あらすじ(「BOOK」データベースより)
林家では、只次郎の姪・お栄の桃の節句を祝うこととなった。故あってあまり会えずにいた祖父・柳井もぜひ宴にと、声をかけられる。孫娘の祝いの席に何か特別な土産をと張り切る柳井だったが、お栄の母である娘からは「贅沢なものは不要」と言われてしまった。困り果て、居酒屋「ぜんや」で女将のお妙に相談を持ちかけると…。一方、お妙の笑顔と料理にぞっこんの只次郎に恋敵が現れる。小さな悩みも大きな悲しみも、まずはお腹を満たしてから。酒と箸が止まらない!ゆったり嗜む傑作人情小説、第四巻。




居酒屋ぜんやシリーズ第三巻の読書感想文はこちら

これまでの三巻でわからずじまいになっていたお妙が見張られていた経緯がわかるのかと思いきや、肝心の人が病死ってねぇ。結局この件は進展なしでイラッとするけど、その分、ほのぼの感が増していたのはよかったな。新しい登場人物の草間さん、只次郎の恋敵!? かっこよくって腕っぷしが強いけど、わけありっぽい。気になるなぁ。薬種問屋の小僧である熊吉、只次郎の姪のお栄が成長していて、感心しました。このあたりもほのぼのでした。

一話ずつのちょこっと感想。
藪入り:薬種問屋の小僧である熊吉がお妙のもとに藪入りに帰ってきました。家族でも何でもないんだけど、家族みたいなふたり。熊吉は子供らしい感情を爆発させていたけれど、最後、よく考えてお妙に話すさまはとてもしっかりしていて的を射ており、人のことを思いやって、すてきな男子になっていて感心させられました。

朧月:只次郎、大切な鶯のルリオを手放さなきゃいけないかもしれない大ピンチ。もちろん手放す気はさらさらないんだけど、どうにか穏便に事を進めたい只次郎。ルリオを欲しがる柏木と一緒にお妙のお店で食事をしたら、あらら、なんだかうまいこと行きました。ホッ。お妙の策略ではないけれど、よかったよかった。その様子を見ていたお妙とお勝(お妙の義姉)は大笑い。私もクスリと笑っちゃいました。ここに出てくるありとあらゆる豆腐料理がおいしそうだったな。

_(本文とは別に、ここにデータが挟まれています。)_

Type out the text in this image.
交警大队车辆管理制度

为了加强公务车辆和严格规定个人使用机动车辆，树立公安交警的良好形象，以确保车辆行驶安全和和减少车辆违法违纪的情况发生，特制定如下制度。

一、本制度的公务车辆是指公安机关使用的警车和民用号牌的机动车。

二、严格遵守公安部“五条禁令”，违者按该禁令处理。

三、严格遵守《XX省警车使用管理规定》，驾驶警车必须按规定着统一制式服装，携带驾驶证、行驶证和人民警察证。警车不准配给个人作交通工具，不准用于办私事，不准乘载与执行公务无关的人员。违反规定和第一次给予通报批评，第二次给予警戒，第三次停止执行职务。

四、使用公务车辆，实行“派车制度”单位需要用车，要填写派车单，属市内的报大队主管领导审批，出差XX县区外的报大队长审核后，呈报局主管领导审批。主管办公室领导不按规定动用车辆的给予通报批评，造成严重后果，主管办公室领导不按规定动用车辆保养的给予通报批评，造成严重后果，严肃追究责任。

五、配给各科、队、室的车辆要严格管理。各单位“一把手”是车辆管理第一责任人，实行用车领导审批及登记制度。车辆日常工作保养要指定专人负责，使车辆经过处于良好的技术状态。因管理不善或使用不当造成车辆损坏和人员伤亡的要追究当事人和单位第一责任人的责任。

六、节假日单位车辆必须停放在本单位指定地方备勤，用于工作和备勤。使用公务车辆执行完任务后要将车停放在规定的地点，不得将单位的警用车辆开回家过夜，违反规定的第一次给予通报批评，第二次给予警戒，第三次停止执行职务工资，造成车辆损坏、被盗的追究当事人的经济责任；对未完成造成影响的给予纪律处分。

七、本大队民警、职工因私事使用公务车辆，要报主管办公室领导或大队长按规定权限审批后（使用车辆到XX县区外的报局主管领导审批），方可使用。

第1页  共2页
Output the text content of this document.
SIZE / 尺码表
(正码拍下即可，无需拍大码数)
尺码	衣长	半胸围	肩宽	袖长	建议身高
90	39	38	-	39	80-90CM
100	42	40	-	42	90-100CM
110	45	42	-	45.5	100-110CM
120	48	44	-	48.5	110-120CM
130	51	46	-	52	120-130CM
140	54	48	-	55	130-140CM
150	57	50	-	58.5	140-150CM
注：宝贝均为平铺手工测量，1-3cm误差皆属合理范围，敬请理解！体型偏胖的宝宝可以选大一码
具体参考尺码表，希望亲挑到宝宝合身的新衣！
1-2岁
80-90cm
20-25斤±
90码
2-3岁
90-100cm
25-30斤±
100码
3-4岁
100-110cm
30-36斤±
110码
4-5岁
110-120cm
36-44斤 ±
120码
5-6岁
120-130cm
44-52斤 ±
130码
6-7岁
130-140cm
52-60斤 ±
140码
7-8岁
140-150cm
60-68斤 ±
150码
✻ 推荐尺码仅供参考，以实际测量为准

砂抜き:ここで只次郎の恋敵!?草間さんが登場します。なぜか草間が気になるお妙。お妙が草間を用心棒として雇うことになります。なんでそんなに草間が気になるかね、お妙は。

雛の宴:お栄の賢明さ、かわいらしさが満載です。あっちこっちの仲を取り持つ、心温まるお話です。四巻で一番のおすすめです!

鰹酔い:ご隠居は問屋の主人たちが大集合。ちょっと癖のある人も新登場。只次郎がお妙にチラッと見せた男らしさ、相変わらずの優しさがいいよね~。そしてお妙が草間の嘘をとっくに見抜いているするどさ、これも健在。今後の展開が楽しみです。